Thomas entered elective office in the Maryland House of Delegates, serving from 1796 to 1797. His tenure in the state legislature coincided with the formative years of the First Party System, in which Federalists and Democratic-Republicans contested the direction of the new federal government and its relationship to the states. Aligning with the Federalist Party, which generally favored a stronger national government and closer commercial ties with Great Britain, he built a political profile that led to his election to Congress.

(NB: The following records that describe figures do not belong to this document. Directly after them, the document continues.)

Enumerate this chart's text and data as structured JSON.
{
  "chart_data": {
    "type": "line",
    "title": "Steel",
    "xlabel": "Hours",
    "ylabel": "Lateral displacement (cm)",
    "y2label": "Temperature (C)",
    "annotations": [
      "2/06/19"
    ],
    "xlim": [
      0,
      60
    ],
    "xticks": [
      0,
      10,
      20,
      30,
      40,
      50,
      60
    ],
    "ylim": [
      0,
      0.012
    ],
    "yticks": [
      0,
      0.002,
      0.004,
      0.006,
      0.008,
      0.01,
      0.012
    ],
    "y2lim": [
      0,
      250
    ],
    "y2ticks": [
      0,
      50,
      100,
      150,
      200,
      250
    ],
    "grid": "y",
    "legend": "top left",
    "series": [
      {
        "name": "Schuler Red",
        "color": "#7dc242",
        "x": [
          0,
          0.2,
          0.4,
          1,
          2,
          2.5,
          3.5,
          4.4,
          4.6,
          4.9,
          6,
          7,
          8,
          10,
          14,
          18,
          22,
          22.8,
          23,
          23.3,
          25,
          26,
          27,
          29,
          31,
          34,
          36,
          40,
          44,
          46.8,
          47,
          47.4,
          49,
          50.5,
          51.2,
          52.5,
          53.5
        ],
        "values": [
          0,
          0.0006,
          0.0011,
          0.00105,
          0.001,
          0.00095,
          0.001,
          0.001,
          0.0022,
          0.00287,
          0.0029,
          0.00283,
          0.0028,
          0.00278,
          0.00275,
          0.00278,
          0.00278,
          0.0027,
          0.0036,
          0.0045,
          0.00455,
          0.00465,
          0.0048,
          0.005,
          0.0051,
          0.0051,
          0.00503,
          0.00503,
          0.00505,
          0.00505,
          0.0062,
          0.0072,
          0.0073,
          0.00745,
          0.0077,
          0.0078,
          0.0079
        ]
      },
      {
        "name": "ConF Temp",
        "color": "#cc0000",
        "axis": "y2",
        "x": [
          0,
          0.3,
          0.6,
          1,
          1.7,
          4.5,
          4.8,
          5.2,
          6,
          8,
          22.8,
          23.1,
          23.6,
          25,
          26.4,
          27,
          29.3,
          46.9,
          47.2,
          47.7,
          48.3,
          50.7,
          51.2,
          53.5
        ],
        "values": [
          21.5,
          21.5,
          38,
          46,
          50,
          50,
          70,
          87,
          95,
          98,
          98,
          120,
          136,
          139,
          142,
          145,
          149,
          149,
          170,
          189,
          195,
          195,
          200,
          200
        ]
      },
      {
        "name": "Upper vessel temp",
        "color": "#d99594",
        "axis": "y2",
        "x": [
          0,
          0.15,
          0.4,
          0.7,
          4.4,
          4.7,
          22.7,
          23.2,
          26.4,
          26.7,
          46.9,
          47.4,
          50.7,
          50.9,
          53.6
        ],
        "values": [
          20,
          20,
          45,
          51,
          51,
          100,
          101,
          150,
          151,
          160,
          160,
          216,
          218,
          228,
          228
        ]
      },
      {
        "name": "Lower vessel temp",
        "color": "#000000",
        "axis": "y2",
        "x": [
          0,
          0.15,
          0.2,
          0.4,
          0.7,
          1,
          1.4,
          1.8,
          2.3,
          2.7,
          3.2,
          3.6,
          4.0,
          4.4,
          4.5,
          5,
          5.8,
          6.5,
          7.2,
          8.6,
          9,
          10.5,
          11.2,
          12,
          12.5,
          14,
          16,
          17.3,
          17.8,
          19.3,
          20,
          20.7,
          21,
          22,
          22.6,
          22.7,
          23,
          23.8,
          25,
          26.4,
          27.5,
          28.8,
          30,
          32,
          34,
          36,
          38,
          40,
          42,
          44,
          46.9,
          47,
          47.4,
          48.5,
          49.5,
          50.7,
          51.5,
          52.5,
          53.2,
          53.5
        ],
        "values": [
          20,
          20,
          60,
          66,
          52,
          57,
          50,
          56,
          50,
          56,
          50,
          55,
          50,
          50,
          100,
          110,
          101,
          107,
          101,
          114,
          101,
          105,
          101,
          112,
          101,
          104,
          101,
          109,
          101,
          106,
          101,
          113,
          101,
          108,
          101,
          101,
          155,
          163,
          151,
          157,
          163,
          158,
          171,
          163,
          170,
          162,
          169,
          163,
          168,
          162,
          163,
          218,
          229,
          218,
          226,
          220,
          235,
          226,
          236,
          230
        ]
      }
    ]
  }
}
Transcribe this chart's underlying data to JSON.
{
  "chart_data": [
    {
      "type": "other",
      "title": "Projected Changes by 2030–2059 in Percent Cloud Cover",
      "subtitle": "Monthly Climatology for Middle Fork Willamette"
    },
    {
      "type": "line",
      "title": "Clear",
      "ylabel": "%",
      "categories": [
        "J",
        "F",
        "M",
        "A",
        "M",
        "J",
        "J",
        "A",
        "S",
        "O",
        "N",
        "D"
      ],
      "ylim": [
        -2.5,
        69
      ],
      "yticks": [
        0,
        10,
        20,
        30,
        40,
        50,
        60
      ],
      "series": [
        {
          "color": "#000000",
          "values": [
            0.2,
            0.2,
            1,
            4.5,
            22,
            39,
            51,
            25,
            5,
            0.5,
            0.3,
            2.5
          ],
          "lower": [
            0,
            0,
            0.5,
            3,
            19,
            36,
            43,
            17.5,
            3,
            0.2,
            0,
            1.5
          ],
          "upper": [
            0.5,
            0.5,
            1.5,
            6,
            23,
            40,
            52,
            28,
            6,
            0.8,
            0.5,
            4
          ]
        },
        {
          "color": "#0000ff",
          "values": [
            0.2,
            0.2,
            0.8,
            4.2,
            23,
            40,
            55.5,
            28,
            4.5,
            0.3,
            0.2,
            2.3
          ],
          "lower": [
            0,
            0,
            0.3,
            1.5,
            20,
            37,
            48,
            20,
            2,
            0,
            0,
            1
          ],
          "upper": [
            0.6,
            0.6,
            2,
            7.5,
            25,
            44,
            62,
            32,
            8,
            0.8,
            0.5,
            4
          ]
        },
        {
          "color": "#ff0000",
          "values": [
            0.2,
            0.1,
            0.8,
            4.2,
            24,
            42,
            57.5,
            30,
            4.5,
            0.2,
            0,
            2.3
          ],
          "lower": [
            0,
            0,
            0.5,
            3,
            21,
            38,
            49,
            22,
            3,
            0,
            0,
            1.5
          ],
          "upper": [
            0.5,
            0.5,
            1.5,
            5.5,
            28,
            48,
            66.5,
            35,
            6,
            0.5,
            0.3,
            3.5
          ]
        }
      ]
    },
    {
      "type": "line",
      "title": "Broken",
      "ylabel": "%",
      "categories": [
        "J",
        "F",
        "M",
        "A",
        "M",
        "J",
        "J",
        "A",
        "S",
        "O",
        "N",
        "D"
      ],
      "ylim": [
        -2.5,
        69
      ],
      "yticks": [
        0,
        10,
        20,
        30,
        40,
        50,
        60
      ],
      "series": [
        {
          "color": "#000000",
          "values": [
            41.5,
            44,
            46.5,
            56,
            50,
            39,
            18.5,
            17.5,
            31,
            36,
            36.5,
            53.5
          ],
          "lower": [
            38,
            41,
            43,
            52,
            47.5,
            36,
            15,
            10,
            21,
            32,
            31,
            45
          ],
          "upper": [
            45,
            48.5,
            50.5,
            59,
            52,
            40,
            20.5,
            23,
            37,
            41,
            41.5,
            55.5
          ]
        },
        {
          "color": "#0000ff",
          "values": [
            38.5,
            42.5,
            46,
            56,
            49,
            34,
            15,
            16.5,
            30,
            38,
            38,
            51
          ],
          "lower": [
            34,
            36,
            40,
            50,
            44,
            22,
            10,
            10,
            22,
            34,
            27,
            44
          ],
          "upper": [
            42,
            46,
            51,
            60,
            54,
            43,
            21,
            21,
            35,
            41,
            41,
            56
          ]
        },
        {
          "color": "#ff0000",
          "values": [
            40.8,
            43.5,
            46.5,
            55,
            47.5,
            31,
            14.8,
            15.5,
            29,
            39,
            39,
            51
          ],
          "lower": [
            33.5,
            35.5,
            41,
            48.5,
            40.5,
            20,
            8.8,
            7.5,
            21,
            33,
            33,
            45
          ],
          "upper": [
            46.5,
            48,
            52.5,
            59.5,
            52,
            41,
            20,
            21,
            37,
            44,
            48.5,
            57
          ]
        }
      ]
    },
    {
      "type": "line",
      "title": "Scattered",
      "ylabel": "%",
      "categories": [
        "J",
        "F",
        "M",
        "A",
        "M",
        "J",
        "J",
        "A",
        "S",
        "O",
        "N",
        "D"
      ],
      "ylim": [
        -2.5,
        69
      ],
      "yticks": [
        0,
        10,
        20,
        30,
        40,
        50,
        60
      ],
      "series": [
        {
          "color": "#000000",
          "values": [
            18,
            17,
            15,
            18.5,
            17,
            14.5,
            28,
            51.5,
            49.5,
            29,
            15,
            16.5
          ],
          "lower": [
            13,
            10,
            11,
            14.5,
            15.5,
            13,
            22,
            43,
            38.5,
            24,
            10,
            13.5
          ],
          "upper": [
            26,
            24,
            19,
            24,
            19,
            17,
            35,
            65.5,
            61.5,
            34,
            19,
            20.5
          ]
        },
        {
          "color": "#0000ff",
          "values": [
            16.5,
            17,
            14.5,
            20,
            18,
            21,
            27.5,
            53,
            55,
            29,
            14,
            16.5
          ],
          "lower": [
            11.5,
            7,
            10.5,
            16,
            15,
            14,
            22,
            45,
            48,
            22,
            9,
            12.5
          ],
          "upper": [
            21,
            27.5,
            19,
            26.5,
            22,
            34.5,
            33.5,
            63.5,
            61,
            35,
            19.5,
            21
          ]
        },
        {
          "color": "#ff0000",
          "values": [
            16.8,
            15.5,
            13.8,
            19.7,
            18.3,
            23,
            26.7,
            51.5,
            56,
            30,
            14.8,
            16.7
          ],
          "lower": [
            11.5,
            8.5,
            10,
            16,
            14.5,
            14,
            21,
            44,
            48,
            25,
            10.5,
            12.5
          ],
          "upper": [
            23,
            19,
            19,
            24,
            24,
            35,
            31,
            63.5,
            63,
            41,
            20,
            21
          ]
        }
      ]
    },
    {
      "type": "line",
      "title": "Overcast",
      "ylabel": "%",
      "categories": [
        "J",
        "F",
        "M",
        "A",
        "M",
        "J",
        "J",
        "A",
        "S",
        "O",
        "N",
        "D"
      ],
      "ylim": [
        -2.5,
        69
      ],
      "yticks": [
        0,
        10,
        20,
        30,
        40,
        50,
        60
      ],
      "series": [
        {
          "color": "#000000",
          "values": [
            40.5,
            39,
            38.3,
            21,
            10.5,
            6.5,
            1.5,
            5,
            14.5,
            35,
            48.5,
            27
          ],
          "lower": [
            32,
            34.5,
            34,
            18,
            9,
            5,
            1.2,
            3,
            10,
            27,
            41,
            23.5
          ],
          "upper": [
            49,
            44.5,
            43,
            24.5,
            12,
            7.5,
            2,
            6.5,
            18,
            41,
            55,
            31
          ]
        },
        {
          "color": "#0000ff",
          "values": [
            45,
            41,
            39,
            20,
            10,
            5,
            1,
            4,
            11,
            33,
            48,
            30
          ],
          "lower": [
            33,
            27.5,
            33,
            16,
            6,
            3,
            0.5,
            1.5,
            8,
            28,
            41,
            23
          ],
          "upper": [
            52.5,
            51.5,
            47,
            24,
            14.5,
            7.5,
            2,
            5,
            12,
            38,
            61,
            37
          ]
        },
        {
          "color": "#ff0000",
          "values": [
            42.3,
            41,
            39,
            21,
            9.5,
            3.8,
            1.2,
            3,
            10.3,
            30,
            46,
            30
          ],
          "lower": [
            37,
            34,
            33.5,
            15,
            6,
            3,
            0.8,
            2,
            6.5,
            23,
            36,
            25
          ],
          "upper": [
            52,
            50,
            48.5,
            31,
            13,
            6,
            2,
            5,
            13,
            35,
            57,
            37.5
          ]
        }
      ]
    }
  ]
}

In 1798, Thomas was elected as a Federalist to the Sixth Congress from Maryland’s 2nd congressional district. He served in the U.S. House of Representatives from March 4, 1799, to March 3, 1801, during the administration of President John Adams. His congressional service took place against the backdrop of the Quasi-War with France, the controversy over the Alien and Sedition Acts, and the bitterly contested election of 1800. After completing his single term, he declined to be a candidate for reelection in 1801, withdrawing from national politics as the Federalist Party’s influence began to wane.
Following his congressional service, Thomas returned to his estate at Fairland in Anne Arundel County, where he continued to manage his property and engage in local affairs. Like many landowners of his time and region, he held enslaved people, whose labor supported the agricultural economy of his estate. In 1810, however, he sold Fairland and freed most of his slaves, a decision that marked a significant change in his personal and economic life and reflected evolving attitudes toward slavery among some members of the upper classes in the Mid-Atlantic states.
After divesting himself of Fairland, Thomas returned to Pennsylvania, where he spent his later years. He resided near Leiperville, in Delaware County, south of Philadelphia, living a more private life away from the national political stage. John Chew Thomas died near Leiperville on May 10, 1836. He was interred in the Chester Friends Meetinghouse Cemetery in Chester, Pennsylvania, indicating an association with the Society of Friends (Quakers) or their community in his final years.